Gross Domestic Product (GDP) can be defined as the monetary value of goods and services produced within a market in a certain timeframe. An increase in GDP also means an increase in economic growth. Economic growth usually coincides with an increase in average employment wage rates and a decrease in unemployment rates.
The benefits of an increase in GDP include:
- Increase in consumer purchases. An increase in goods and services means that consumers have more options available to them for purchase. Due to the likelihood of higher wages and decreased unemployment, consumers will purchase more.
- Increased investment in public services. Lower unemployment and higher wages mean that the government is able to collect more taxes. The increase in tax money allows government to invest more into community causes and public services.

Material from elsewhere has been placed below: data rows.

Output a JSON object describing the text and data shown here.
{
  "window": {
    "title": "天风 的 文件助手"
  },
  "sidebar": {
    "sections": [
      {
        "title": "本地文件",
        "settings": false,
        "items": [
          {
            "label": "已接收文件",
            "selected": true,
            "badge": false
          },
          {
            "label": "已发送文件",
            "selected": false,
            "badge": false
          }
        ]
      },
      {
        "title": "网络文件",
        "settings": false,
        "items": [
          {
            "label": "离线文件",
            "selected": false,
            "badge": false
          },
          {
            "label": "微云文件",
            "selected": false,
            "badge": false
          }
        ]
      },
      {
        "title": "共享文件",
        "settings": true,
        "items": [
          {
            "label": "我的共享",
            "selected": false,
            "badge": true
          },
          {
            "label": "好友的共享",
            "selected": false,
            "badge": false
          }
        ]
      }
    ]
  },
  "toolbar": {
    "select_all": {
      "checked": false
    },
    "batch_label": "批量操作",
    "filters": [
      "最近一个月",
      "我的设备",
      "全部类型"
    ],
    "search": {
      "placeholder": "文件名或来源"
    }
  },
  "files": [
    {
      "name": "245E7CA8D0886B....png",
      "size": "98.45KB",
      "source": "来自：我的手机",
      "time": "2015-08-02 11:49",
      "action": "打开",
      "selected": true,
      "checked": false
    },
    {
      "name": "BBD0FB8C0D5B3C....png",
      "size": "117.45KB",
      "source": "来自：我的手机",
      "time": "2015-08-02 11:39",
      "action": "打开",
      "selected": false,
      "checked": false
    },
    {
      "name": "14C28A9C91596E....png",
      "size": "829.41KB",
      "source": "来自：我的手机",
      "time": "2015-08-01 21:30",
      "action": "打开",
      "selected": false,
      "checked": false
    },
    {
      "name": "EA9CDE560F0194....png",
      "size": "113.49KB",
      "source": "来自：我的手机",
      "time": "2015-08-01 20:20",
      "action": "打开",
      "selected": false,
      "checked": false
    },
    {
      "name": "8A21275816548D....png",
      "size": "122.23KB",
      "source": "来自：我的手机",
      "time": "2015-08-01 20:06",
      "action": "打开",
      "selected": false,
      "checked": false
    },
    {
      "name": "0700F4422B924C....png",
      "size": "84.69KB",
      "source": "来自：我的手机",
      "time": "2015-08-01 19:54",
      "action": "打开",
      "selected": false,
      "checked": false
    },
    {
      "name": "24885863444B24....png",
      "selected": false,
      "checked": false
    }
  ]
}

- Decrease in unemployment. An increase in production also means more jobs are created, resulting in a decrease in unemployment.
The disadvantages of an increase in GDP include:
- The possibility of inflation or economic recession. The increase in production and economic boost will not last long-term, resulting in an economic downturn and an unsustainable increase in the costs of goods and services.
- Negative effects on the environment. An increase in production could mean the potential for increased pollution and consumption of non-sustainable products.
- Account deficits. The occurrence of imports could potentially exceed the occurrence of exports, resulting in an imbalance of accounts for the nation.